In a conversation with data owners about how they should be publishing their data, it is usually not long before the following question turns up: “So, what do I actually have to do to publish my data?” Often the conversation then wanders off into a game of buzzword bingo–RDF, RDFa, SPARQL, dereferenceable URIs, triples, content negotiation, open data, Linked Data, end-points, etc.—to be followed by a blank look and the unuttered question "Yes, but what do I actually have to do to publish my data?”
In an attempt to simplify the answer to that oft unuttered question, I break things down in to three steps.
Step 1 Get your Data Out – for others to consume
Sounds simple. Just take the spreadsheet (or similar file) that you use to track information, post it on your web site and link to it from a description posted in an accompanying web page. It can be that simple, but there are things to consider:
- Licensing – will potential consumers of the data be confident on their ability to use and/or reuse it. (The UK Government are very clear on this)
- Is it open but opaque? – The terms, codes, identifiers etc. you use may be meaningless, or worse still ambiguous, to those outside your organisation, or even your department.
- Could your data be made more consistent with other data you, or similar organisations, already publish.
All things to be considered, but not to be put up as excuses for not publishing.
Step 2 Get your Data In – to an open linkable standard format
This is the most powerful step, which consists of identifying the elements in your data (organisations, locations, things, projects, types, etc.) and giving them unique identifiers then make these identifiers web links.
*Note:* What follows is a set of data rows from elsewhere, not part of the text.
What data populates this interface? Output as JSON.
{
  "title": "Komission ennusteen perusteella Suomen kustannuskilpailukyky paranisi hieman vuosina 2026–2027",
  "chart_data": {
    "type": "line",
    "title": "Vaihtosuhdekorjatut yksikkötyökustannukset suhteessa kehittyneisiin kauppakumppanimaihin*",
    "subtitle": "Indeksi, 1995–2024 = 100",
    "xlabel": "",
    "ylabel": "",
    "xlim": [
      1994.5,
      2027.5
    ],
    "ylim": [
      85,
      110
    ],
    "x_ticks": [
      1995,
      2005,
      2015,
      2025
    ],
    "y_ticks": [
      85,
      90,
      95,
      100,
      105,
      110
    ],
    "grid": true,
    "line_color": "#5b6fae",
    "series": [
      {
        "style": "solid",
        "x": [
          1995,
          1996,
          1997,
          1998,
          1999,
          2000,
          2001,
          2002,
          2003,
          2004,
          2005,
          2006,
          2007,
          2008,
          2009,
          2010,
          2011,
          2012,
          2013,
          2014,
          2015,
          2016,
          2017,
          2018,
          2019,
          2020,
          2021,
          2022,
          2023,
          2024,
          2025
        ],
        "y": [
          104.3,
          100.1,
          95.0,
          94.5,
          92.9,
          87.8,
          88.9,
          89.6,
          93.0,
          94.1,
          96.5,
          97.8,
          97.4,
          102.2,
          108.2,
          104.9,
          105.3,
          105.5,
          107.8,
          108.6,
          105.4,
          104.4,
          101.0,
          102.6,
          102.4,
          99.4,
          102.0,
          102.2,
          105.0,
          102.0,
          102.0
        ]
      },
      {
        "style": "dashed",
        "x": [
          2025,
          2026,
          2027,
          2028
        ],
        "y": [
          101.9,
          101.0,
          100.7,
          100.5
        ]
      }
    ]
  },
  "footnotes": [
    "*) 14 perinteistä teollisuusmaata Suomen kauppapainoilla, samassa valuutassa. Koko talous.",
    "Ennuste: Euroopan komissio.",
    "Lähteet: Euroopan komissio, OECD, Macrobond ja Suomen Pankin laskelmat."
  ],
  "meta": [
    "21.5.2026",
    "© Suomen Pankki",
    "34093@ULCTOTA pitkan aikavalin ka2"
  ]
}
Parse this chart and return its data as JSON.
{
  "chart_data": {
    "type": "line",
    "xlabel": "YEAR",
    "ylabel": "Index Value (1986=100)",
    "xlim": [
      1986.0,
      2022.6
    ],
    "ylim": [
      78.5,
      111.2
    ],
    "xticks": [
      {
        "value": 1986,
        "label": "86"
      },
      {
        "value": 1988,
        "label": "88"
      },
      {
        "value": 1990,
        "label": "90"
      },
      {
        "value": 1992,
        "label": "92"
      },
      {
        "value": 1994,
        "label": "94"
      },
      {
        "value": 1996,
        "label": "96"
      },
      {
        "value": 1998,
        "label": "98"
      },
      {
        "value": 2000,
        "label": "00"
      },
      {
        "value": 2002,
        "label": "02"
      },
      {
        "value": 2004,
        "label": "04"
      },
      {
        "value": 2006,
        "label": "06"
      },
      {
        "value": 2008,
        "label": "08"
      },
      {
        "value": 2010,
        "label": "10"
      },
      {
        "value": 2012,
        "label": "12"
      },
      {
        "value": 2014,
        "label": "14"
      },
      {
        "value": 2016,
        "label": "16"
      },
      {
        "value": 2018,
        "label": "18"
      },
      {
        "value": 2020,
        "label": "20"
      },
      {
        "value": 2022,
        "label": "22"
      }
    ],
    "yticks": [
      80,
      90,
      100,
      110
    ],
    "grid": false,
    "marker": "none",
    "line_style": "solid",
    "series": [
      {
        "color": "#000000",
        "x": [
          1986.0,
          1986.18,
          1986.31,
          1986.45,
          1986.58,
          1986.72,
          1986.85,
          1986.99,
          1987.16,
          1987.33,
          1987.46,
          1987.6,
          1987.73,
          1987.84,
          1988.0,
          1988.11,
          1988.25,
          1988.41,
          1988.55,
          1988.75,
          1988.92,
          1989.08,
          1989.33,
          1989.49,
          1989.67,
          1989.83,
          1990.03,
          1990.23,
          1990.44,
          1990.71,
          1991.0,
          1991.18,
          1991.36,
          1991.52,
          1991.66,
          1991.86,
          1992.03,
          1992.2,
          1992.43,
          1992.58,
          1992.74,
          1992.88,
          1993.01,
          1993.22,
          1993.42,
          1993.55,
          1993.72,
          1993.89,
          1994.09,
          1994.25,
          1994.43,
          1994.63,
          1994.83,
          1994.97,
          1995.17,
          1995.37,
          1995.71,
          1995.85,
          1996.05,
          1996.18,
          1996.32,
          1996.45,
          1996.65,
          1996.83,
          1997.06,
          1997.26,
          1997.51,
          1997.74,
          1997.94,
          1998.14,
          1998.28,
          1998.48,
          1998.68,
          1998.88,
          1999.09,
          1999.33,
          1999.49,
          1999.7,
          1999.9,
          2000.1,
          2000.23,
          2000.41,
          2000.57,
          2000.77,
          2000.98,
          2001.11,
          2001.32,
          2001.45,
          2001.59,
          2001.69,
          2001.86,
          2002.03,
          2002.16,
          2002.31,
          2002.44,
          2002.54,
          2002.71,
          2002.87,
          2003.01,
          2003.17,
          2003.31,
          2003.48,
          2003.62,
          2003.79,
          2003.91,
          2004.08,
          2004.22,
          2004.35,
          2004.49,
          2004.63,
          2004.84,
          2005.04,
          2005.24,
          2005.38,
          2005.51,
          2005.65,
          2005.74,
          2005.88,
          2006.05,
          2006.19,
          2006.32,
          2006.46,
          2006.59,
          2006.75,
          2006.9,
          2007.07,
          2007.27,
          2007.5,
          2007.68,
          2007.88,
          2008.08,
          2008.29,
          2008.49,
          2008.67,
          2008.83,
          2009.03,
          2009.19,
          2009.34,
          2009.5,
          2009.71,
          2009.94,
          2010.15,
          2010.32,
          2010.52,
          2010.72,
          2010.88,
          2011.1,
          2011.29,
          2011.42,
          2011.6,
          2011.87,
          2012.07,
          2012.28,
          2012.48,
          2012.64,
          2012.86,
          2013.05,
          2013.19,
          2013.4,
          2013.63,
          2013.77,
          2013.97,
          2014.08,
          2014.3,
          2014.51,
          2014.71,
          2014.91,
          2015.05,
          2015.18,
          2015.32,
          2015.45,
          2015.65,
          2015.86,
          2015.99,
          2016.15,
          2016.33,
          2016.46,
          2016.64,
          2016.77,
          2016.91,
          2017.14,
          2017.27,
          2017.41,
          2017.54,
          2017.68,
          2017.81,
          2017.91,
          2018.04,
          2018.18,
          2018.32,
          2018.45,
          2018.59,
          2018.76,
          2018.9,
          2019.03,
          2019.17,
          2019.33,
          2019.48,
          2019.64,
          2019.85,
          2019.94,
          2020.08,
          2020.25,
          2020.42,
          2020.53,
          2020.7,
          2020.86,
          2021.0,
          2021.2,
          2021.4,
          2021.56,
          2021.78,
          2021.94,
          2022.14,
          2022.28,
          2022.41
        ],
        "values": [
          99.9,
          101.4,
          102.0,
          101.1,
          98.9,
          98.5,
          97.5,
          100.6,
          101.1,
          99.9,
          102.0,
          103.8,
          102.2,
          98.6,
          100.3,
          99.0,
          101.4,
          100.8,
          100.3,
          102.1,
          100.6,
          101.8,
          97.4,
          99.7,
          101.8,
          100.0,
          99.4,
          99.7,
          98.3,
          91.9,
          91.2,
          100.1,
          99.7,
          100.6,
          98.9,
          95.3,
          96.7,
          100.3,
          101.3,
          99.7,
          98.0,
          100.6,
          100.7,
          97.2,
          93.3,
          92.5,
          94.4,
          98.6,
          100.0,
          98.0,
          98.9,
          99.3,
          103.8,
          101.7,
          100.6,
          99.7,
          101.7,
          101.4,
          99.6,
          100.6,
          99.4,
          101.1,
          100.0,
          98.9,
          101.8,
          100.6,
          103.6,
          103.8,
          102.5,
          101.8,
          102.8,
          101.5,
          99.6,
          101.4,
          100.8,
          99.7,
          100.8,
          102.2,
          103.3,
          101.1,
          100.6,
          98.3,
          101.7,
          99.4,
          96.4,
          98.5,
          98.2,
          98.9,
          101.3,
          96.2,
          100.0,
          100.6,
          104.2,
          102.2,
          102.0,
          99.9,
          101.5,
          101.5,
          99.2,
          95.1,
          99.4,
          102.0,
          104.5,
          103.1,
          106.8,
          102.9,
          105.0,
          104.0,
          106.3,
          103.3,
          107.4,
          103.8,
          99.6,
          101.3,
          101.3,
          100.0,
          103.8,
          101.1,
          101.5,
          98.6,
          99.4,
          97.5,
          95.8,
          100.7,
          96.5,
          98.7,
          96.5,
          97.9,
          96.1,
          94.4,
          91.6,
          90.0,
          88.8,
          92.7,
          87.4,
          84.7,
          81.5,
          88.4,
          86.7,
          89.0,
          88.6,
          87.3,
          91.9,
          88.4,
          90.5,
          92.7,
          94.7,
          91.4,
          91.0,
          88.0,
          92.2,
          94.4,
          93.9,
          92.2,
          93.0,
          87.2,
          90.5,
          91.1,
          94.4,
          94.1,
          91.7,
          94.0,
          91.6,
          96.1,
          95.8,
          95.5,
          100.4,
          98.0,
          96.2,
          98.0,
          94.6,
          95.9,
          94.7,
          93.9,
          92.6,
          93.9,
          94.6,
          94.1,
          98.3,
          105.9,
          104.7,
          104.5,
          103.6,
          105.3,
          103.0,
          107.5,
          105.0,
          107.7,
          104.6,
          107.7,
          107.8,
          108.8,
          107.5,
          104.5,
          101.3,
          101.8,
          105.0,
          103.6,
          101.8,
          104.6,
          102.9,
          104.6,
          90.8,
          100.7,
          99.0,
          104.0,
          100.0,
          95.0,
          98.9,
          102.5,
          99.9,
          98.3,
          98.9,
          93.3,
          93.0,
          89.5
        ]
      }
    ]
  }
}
Fortunately this may not be as onerous as it sounds. There are many publicly visible/usable identifiers that you can use for your data – for example:
For this step to be effective you really need to be modelling your data. Your [first class] data elements, and the relationships between them. Plus possibly relationships with external entities. The output of this step will be an RDF representation of your data to Linked Data Principles. You should also identify the process or rules to get from your source data in to this new form, enabling you to repeat for later versions of your data.
Having said all that, it is not necessarily only you that will/can do step 2. It is perfectly possible for a third party, or a central organisation such as data.gov.uk, or even an enthusiast, to carry out this data modelling and transformation step with data that you have openly published.
Next you need to publish your data so that it can become part of the Web of Linked Data, which brings me, with apologies to fans of the traditional party song, to…..
Step 3 Link it all about
Going through step 2 and not making your data available, or providing useful information at the end of the links you embed in your data, would be a bit of a pointless exercise. How to publish this data is the next question, to which there are at least three equally valid answers.
- Using an encoding technique called RDFa, you can embed the RDF data within the html coding of a web page so that software can obtain a more structured representation from a web page than a human, viewing it in a browser would.
- You could just publish the RDF in rdf files on your web server. A good example of this is the way the BBC publish the RDF for many of their pages, such as for their Wild Life. The Lion Web page – the RDF for Lion (dependant on your browser, you may need to use it’s view page source option to see the actual RDF encoded in XML)
- You could store the individual RDF statement (triples) in a triple store, or SPARQL end-point. This not only publishes the RDF, but also enables the data and relationships within the data to be queried. This is how data.gov.uk publishes RDF, from Talis Platform Stores. This interface might look a bit cryptic – the results, formatted in XML in the top box, from running the SPARQL query shown in the bottom box – but this is a developers interface demonstrating the code and results an application might use, so you wouldn’t expect much different.
I’ve decided to go through these steps, can you remind me again why? - So that your data can be linked with other data to add value to the experience of consumers of your data and services, as well as others using your data to add value elsewhere. A good example of this in action being the BIS Research Funding Explorer.